If the character has a defect, it’s one she shares with Forbidden West itself: a desire to do too much, pile too many responsibilities on her shoulders. Our playthrough of the game—accomplishing all of the main story content and major side quests, and a decent chunk of stuff that even the game itself writes off as “Errands”—clocked in at 60 hours. As a rule, though, that time was almost always better the closer we hewed to the game’s central story, which tracks Aloy as she attempts to recover and rebuild GAIA, the artificial intelligence designed to benevolently operate the Zero Dawn terraforming system, as the world teeters on the brink of total environmental collapse.
The thing is, though, that Aloy doesn’t just say “yes” to saving the world; she says yes to essentially everything she encounters as she makes her way across the hostile and, yes, forbidden west (covering a shrunk-down region of the demolished U.S. that starts somewhere around Arizona, and stretches to the ruins of San Francisco). These immediately-agreed-to tasks range from intruding in internecine blood feuds between various groups who worship the dead humans of the past as gods, to saving every schmuck who gets themselves treed by a gigantic robot weasel, to literally picking flowers for lazy NPCs.
As a character trait, this need to do it all is a problem the game itself is clearly aware of; a major part of Aloy’s arc in Forbidden West is in realizing that, despite being the most competent person on the entire planet, she can still turn to and rely on others for help. In practice, though, you might be at max level, possess godly weaponry, and be close personal friends with most of the heads of state of the region—but if you engage with everything Forbidden West has on offer, you’re still going to spend a lot of time feeling like the Errand-Woman Of The Apocalypse.
Whether any individual bit of side content works or not, then, comes down to a fairly simple rubric: Do you fight robot dinosaurs while doing it?
Because the second of the two saving graces we alluded to above—and the thing that truly elevates Forbidden West above so many other games in the crowded “big map full of crap” genre—is its combat system, and especially as it relates to fighting the giant, aggressive machines that populate Aloy’s world. For a style of game that rarely rises above “Apply Bullet A to Bad Guy Head B, repeat until dead,” Forbidden West—which builds on and expands the systems from Zero Dawn—somehow manages to keep its combat fresh and thrilling through the multiple days of playtime you’ll spend clearing it.
The key? Never letting you rest on your laurels. Aloy is a badass, and playing her at the peak of her combat abilities will make you feel like a badass. But she’s still going up against large, beautiful machines that are explicitly designed to kill her. As such, wading into combat by blindly button-mashing your basic attacks is a death sentence, even against simpler enemies; instead, you’ll need to use a savvy combination of stealth, special moves, multiple ammo types, and various ranged attacks to debilitate your enemies and whittle them down to size. It’s one of the abiding thrills of the game that, at multiple points during our time with it, we found ourselves desperately reaching for an ability or attack type we’d written off as superfluous against easier opponents, only to feel the battle tip in our favor as our understanding of the combat system deepened.

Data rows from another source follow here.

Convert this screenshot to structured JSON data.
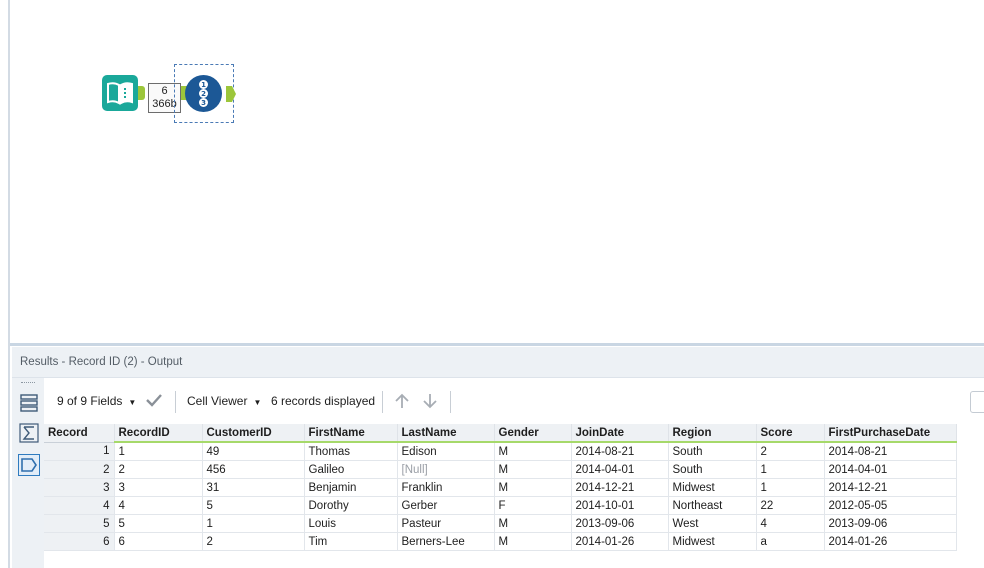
{
  "canvas": {
    "badge_count": "6",
    "badge_size": "366b"
  },
  "results": {
    "title": "Results - Record ID (2) - Output"
  },
  "toolbar": {
    "fields_label": "9 of 9 Fields",
    "viewer_label": "Cell Viewer",
    "records_label": "6 records displayed"
  },
  "grid": {
    "columns": [
      "Record",
      "RecordID",
      "CustomerID",
      "FirstName",
      "LastName",
      "Gender",
      "JoinDate",
      "Region",
      "Score",
      "FirstPurchaseDate"
    ],
    "rows": [
      [
        "1",
        "1",
        "49",
        "Thomas",
        "Edison",
        "M",
        "2014-08-21",
        "South",
        "2",
        "2014-08-21"
      ],
      [
        "2",
        "2",
        "456",
        "Galileo",
        "[Null]",
        "M",
        "2014-04-01",
        "South",
        "1",
        "2014-04-01"
      ],
      [
        "3",
        "3",
        "31",
        "Benjamin",
        "Franklin",
        "M",
        "2014-12-21",
        "Midwest",
        "1",
        "2014-12-21"
      ],
      [
        "4",
        "4",
        "5",
        "Dorothy",
        "Gerber",
        "F",
        "2014-10-01",
        "Northeast",
        "22",
        "2012-05-05"
      ],
      [
        "5",
        "5",
        "1",
        "Louis",
        "Pasteur",
        "M",
        "2013-09-06",
        "West",
        "4",
        "2013-09-06"
      ],
      [
        "6",
        "6",
        "2",
        "Tim",
        "Berners-Lee",
        "M",
        "2014-01-26",
        "Midwest",
        "a",
        "2014-01-26"
      ]
    ]
  },
  "colors": {
    "input_tool": "#1aa89a",
    "recordid_tool": "#1c5896",
    "connector": "#9cc63a",
    "header_underline": "#a6d96a"
  }
}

That focus on strategy in the face of overwhelming odds/metal spiniosauri with laser tails works in perfect tandem with the game’s hunting system, which grants you vital crafting materials when you manage to knock certain components of the enemy’s body. Few things feel more triumphant than seeing the tail finally go flying off the Thunderjaw that’s been knocking you across the battlefield—both because you’ll be able to harvest that part to upgrade your equipment later, and also because now the large robot dinosaur can’t, well, beat you to death with its tail. It is a testament to the unrivaled fun of Forbidden West’s biggest fights (and their take on what is, essentially, guilt-free robo-poaching) that, even as we were closing in on its endgame quests, we couldn’t resist veering off the beaten path to take down its biggest monsters for the sheer, visceral thrill of it all.

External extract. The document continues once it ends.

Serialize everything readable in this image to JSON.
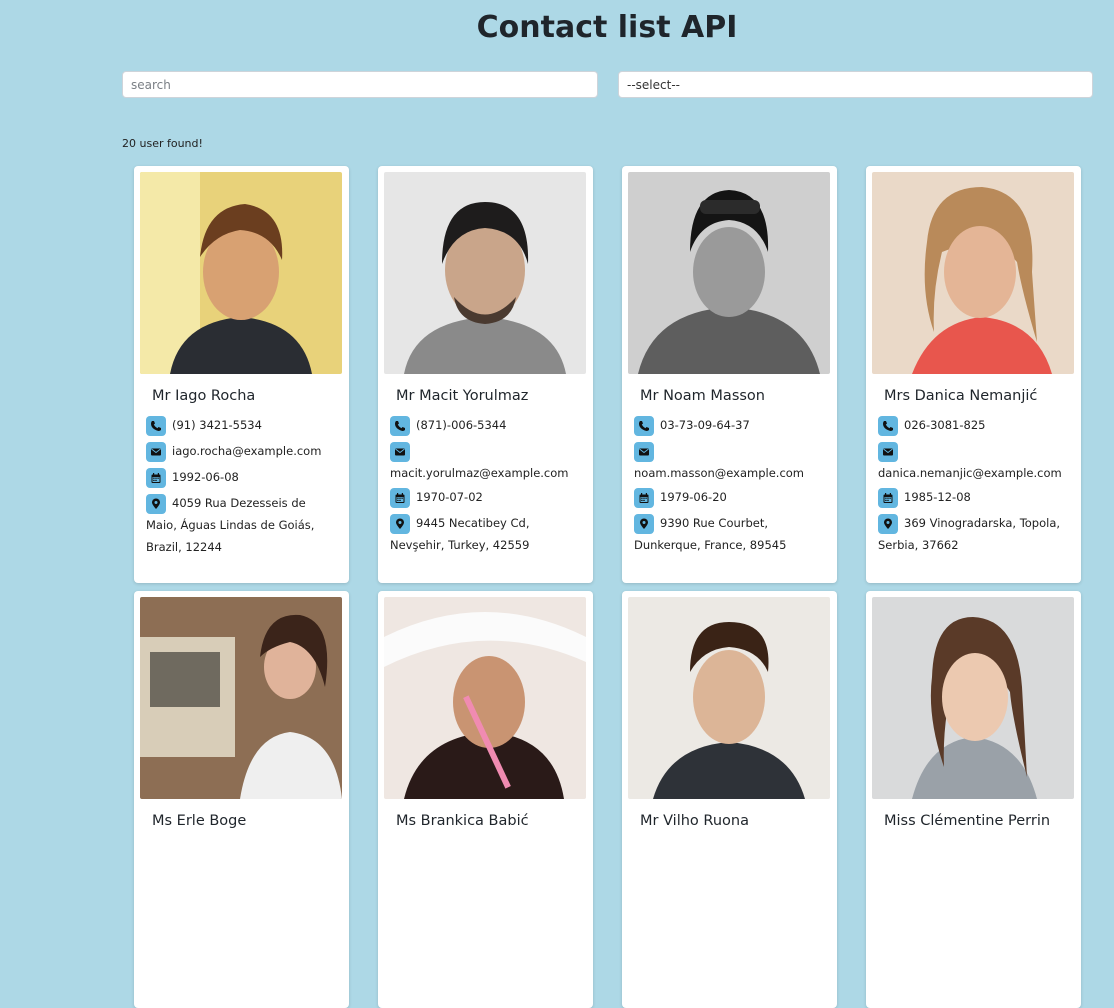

So: Those are the highs, and they are considerable—enough to recommend the game, even to people who might be feeling burnt out on the open-world genre as a whole. But no game this size can be free of flaws, and Forbidden West has a couple of doozies. Some are straightforward: Our review copy of the game experienced a handful of crashes, collision glitches, and animation snags; a Day One patch alleviated some of the problems, but the game never feels as seamless as you might expect a next-gen version of a big budget title like this to be. Meanwhile, the visuals, while striking when viewed from a distance, can often suffer from strange lighting effects. The game probably looks great on newer TVs built to accommodate the PS5’s high-dynamic range abilities, but on our older display, visuals were often either far too dark or completely blown out. Most of these complaints are surface stuff—but they are distracting.
More fundamental are the issues with those parts of the game that don’t revolve around either its story or combat, and which often center on clambering around caves, high-tech facilities, or riddle-filled Old World ruins. We’re happy to report that Forbidden West’s puzzle design is multi-faceted—which is to say that it doesn’t just involve pushing blocks across the floor of a ruined office building; sometimes you pull them, too.
Worse than the nigh-endless repetition of a few basic tasks—climb this, pull that, flip that switch, repeat until bored or dead—is the way these segments relentlessly pile friction on top of every single task. No objective in Forbidden West can be accomplished in two steps when seven could be jammed into it instead; we now have a possibly permanent phobia of seeing a climbing ledge positioned just above Aloy’s jump height, ensuring that a long sequence of slowly shoving a box around a ruined building is about to take place. If that feels too easy, don’t worry; the game will probably throw an arbitrary timer on top of it to ensure that nothing comes simple.
To be fair, most of the material we’re griping about here is optional. (Less so, the game’s endless series of parkour and mountain climbing challenges, which are at least eased by the addition of the same glider mechanic almost every other open world game of the last few years has wisely ripped off from The Legend Of Zelda: Breath Of The Wild.) But they’re not fun, at all, and they’re extra galling thanks to the constant knowledge that you could be shooting a dinosaur with a lightning arrow instead.
But these complaints, like the content itself, are mostly just distractions. At its best—and, we’ll repeat: this game puts its best forward with a bracing frequency—Horizon Forbidden West is as good as open world gets, actively defying the mindlessness that can so often subsume the genre. Featuring wonderful acting that includes stand-out performances from not just Burch, but also Carrie-Anne Moss and a near-perfect Lance Reddick, it’s the rare action game where the battles and the story challenge each other to see which can engage the player more.
Because at its core, Horizon Forbidden West is a game about saving the world—both in the sense of preservation, and in the doomsday-averting action that involves shooting supervillains with pointy sticks. It’s about asking ourselves what we’re willing to pay, and lose, to ensure some part of our legacy persists. And it’s about what you can do in a world where the rich and powerful have murdered your future, while greedily ensuring their own lives on. It’s not a masterpiece—masterpieces rarely come this big. But it’s a world worth keeping, nevertheless.